A Jornada de 2006 instigou-nos a organizar uma publicação em que colegas
de diferentes áreas temáticas, trabalhando a partir de diferentes abordagens
teóricas, pudessem refletir sobre seu próprio trabalho de pesquisa-intervenção, não
apenas apresentando o modo como desenvolvem suas pesquisas como também
discutindo as dificuldades e impasses que enfrentam a partir da escolha dessa
abordagem teórico-metodológica. O empreendimento era de grande monta,
pois queríamos que o resultado pudesse oferecer ao leitor um panorama amplo e
diverso, refletindo o que se faz realmente na área; ao mesmo tempo, desejávamos
que esse campo se estruturasse por meio de um olhar crítico, de modo que a
complexidade, a riqueza e a especificidade, bem como as lacunas, inconsistências
e limitações, pudessem ser apontadas e discutidas. Ao longo dos dois anos de
preparação desta Coletânea, convocamos pesquisadores, e trabalhamos para reunir
o que existe de qualidade na área. Neste sentido, os 32 artigos - aglutinando 53
autores - que fazem parte dessa Coletânea representam um esforço significativo
para debater os caminhos atuais do método de pesquisa-intervenção no âmbito
da Psicologia, principalmente, e dar visibilidade às potencialidades de tal método
como um instrumento relevante e valioso na investigação.

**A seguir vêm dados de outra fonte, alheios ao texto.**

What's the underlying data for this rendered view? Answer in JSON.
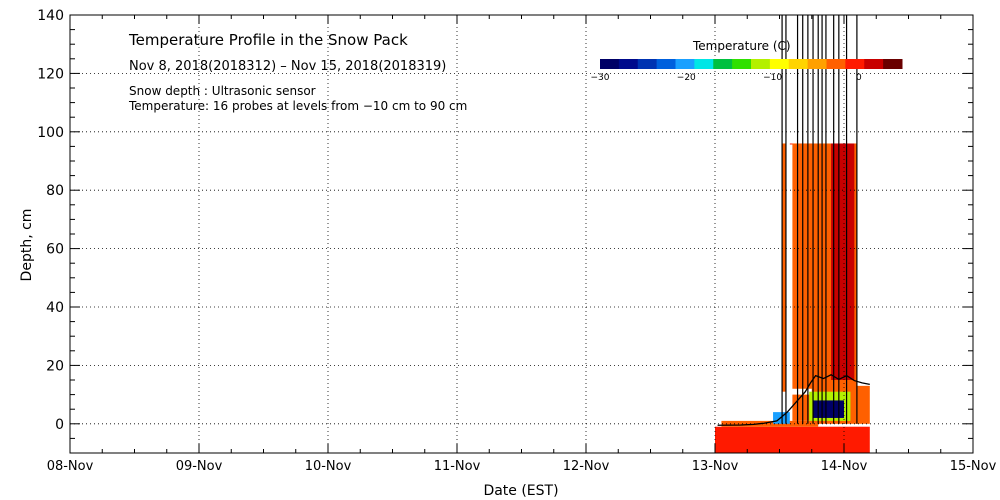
{
  "chart_data": {
    "type": "heatmap",
    "title": "Temperature Profile in the Snow Pack",
    "subtitle": "Nov  8, 2018(2018312) – Nov 15, 2018(2018319)",
    "annotations": [
      "Snow depth : Ultrasonic sensor",
      "Temperature: 16 probes at levels from −10 cm to 90 cm"
    ],
    "xlabel": "Date (EST)",
    "ylabel": "Depth, cm",
    "x_ticks": [
      "08-Nov",
      "09-Nov",
      "10-Nov",
      "11-Nov",
      "12-Nov",
      "13-Nov",
      "14-Nov",
      "15-Nov"
    ],
    "xlim": [
      0,
      7
    ],
    "ylim": [
      -10,
      140
    ],
    "y_ticks": [
      0,
      20,
      40,
      60,
      80,
      100,
      120,
      140
    ],
    "grid": true,
    "colorbar": {
      "label": "Temperature (C)",
      "ticks": [
        "−30",
        "−20",
        "−10",
        "0"
      ],
      "range": [
        -30,
        5
      ],
      "colors": [
        "#000066",
        "#000a8c",
        "#0033b2",
        "#0060dd",
        "#1aa0ff",
        "#00e6e6",
        "#00c040",
        "#30e000",
        "#b4f000",
        "#ffff00",
        "#ffd400",
        "#ffa000",
        "#ff6000",
        "#ff1a00",
        "#c80000",
        "#6a0000"
      ]
    },
    "snow_depth_series": [
      [
        5.02,
        -0.5
      ],
      [
        5.2,
        -0.4
      ],
      [
        5.3,
        -0.2
      ],
      [
        5.38,
        0.2
      ],
      [
        5.48,
        1.0
      ],
      [
        5.52,
        2.5
      ],
      [
        5.56,
        4.0
      ],
      [
        5.6,
        6.0
      ],
      [
        5.66,
        9.0
      ],
      [
        5.7,
        11.0
      ],
      [
        5.74,
        14.0
      ],
      [
        5.78,
        16.5
      ],
      [
        5.84,
        15.5
      ],
      [
        5.9,
        16.8
      ],
      [
        5.96,
        15.2
      ],
      [
        6.02,
        16.5
      ],
      [
        6.08,
        14.8
      ],
      [
        6.14,
        14.0
      ],
      [
        6.2,
        13.5
      ]
    ],
    "cells": [
      {
        "x": [
          5.0,
          6.2
        ],
        "y": [
          -10,
          -1
        ],
        "temp": 0
      },
      {
        "x": [
          5.05,
          5.8
        ],
        "y": [
          -1,
          1
        ],
        "temp": -2
      },
      {
        "x": [
          5.45,
          5.58
        ],
        "y": [
          0,
          4
        ],
        "temp": -20
      },
      {
        "x": [
          5.6,
          5.75
        ],
        "y": [
          1,
          10
        ],
        "temp": -2
      },
      {
        "x": [
          5.58,
          5.75
        ],
        "y": [
          96,
          96
        ],
        "temp": -1
      },
      {
        "x": [
          5.75,
          6.2
        ],
        "y": [
          0,
          13
        ],
        "temp": -2
      },
      {
        "x": [
          5.73,
          6.05
        ],
        "y": [
          1,
          11
        ],
        "temp": -12
      },
      {
        "x": [
          5.76,
          6.0
        ],
        "y": [
          2,
          8
        ],
        "temp": -29
      },
      {
        "x": [
          5.52,
          5.55
        ],
        "y": [
          11,
          96
        ],
        "temp": -2
      },
      {
        "x": [
          5.6,
          6.1
        ],
        "y": [
          12,
          96
        ],
        "temp": -2
      },
      {
        "x": [
          5.9,
          6.08
        ],
        "y": [
          15,
          96
        ],
        "temp": 2
      }
    ],
    "vertical_lines_x": [
      5.52,
      5.55,
      5.64,
      5.68,
      5.72,
      5.76,
      5.8,
      5.83,
      5.86,
      5.92,
      5.96,
      6.02,
      6.1
    ]
  }
}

A Coletânea está organizada em sete seções temáticas, a saber: Cotidiano
e Transformação Social; Psicanálise e Adolescência; Juventudes e Sociedade;
Desenvolvimento Cognitivo; Contextos Sociais e Diversidade Cultural;
Instituições e Coletivos; Abordagens Clínicas, cada uma delas abarcando artigos
que mostram enquadramentos diferentes do método de pesquisa-intervenção
no âmbito de sua utilização para distintos problemas de pesquisa, assim como
de sua aplicação em contextos diversos. Cada seção temática – tomada como
um conjunto – é introduzida por um artigo que discute questões, perspectivas e
problemas abordados nos diferentes textos que compõem a seção. s Esses artigos
foram escritos pelos consultores da Coletânea, que não apenas puderam avaliar
cegamente os artigos de sua seção, como também nos brindaram com uma
discussão mais ampla dos pontos que consideraram pertinentes comentar a partir
dos textos da seção. Os consultores nos trazem uma perspectiva ‘externa’, crítica,
dos encaminhamentos propostos nos relatos de pesquisa-intervenção, assim
como discutem pontos gerais suscitados pelo método pesquisa-intervenção.

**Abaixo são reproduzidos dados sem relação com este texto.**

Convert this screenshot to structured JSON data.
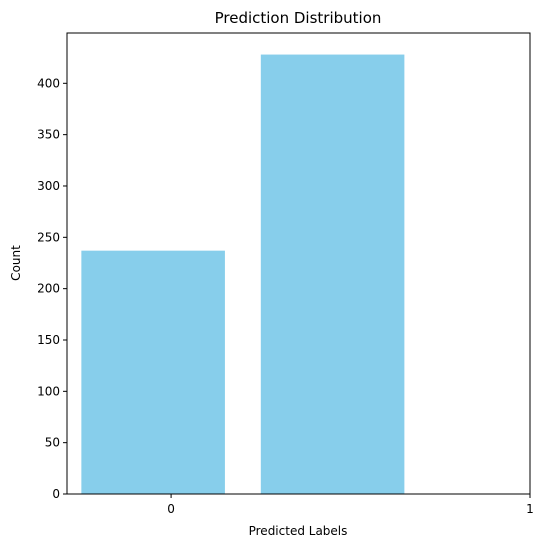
{
  "chart_data": {
    "type": "bar",
    "title": "Prediction Distribution",
    "xlabel": "Predicted Labels",
    "ylabel": "Count",
    "bars": [
      {
        "x_center": -0.05,
        "width": 0.4,
        "value": 237
      },
      {
        "x_center": 0.45,
        "width": 0.4,
        "value": 428
      }
    ],
    "x_ticks": [
      {
        "value": 0,
        "label": "0"
      },
      {
        "value": 1,
        "label": "1"
      }
    ],
    "y_ticks": [
      {
        "value": 0,
        "label": "0"
      },
      {
        "value": 50,
        "label": "50"
      },
      {
        "value": 100,
        "label": "100"
      },
      {
        "value": 150,
        "label": "150"
      },
      {
        "value": 200,
        "label": "200"
      },
      {
        "value": 250,
        "label": "250"
      },
      {
        "value": 300,
        "label": "300"
      },
      {
        "value": 350,
        "label": "350"
      },
      {
        "value": 400,
        "label": "400"
      }
    ],
    "xlim": [
      -0.29,
      1.0
    ],
    "ylim": [
      0,
      449
    ],
    "grid": false,
    "legend": "none",
    "bar_color": "#87CEEB"
  }
}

O campo sobre o qual se constroem as contribuições desta Coletânea é o
da infância e juventude que consiste no ‘fio comum’ desta iniciativa de reflexão
Pesquisa-intervenção na infância e juventude: construindo caminhos 11

teórico-metodológica. Não nos parece apenas uma coincidência esta aliança


que traz para perto o campo da infância e da juventude e a discussão sobre
pesquisa-intervenção. Como assinalamos no início, a pesquisa-intervenção
descortina um modo de fazer pesquisa fecundo na sua articulação entre o que se
investiga e como se investiga. Em relação ao campo da infância e da juventude,
isso quer dizer que a construção de pesquisas com crianças e jovens, e não
sobre elas, determina de modo irretratável o modo de investigação. Pesquisar
crianças e jovens, ou com crianças e jovens, implica diretamente uma reflexão
sobre a posição do investigador, sua relação assimétrica – em todos os sentidos
– em relação aos pesquisados, e sobre os efeitos de tal assimetria no fazer da
pesquisa.
Os estudos de pesquisa-intervenção têm crescido no campo da infância e da
juventude. Isso é revelador na medida em que partem exatamente da pesquisa
com grupos politicamente minoritários os desafios de se re-pensar os modelos
canônicos de pesquisa baseados em uma distância entre pesquisador e pesquisado
e em um controle do processo de pesquisa a partir da centralidade dada à
posição do pesquisador. Problematizam-se as diferenças (entre pesquisador
e pesquisados) que antes não importavam, ou então, eram negativizadas. De
outro modo, diferenças de linguagem, compreensão, e modos de estar e agir no
mundo entre adultos e crianças levariam ao descentramento do pesquisador da
posição de intérprete privilegiado de construção do mundo. É o que F. Portugal
nos sinaliza, neste volume, quando afirma que “a pesquisa-intervenção não se
constitui como uma tecnologia derivada de um conhecimento purificado a ser
aplicado sobre um objeto que se quer aprimorar ou que sofreu algum desvio de
sua forma padrão, mas como um opção política diante das formas de dominação
em que há participação de práticas acadêmicas.” (p.18, deste volume) Como
muitos autores deste volume vão mostrar, há uma implicação, ou ainda, um
compromisso político e/ou ético, quando se adota esta ou aquela metodologia
na pesquisa com crianças e jovens, quando ingressamos em uma área em que
tais escolhas não são isentas, neutras, e nem podem ser ingênuas.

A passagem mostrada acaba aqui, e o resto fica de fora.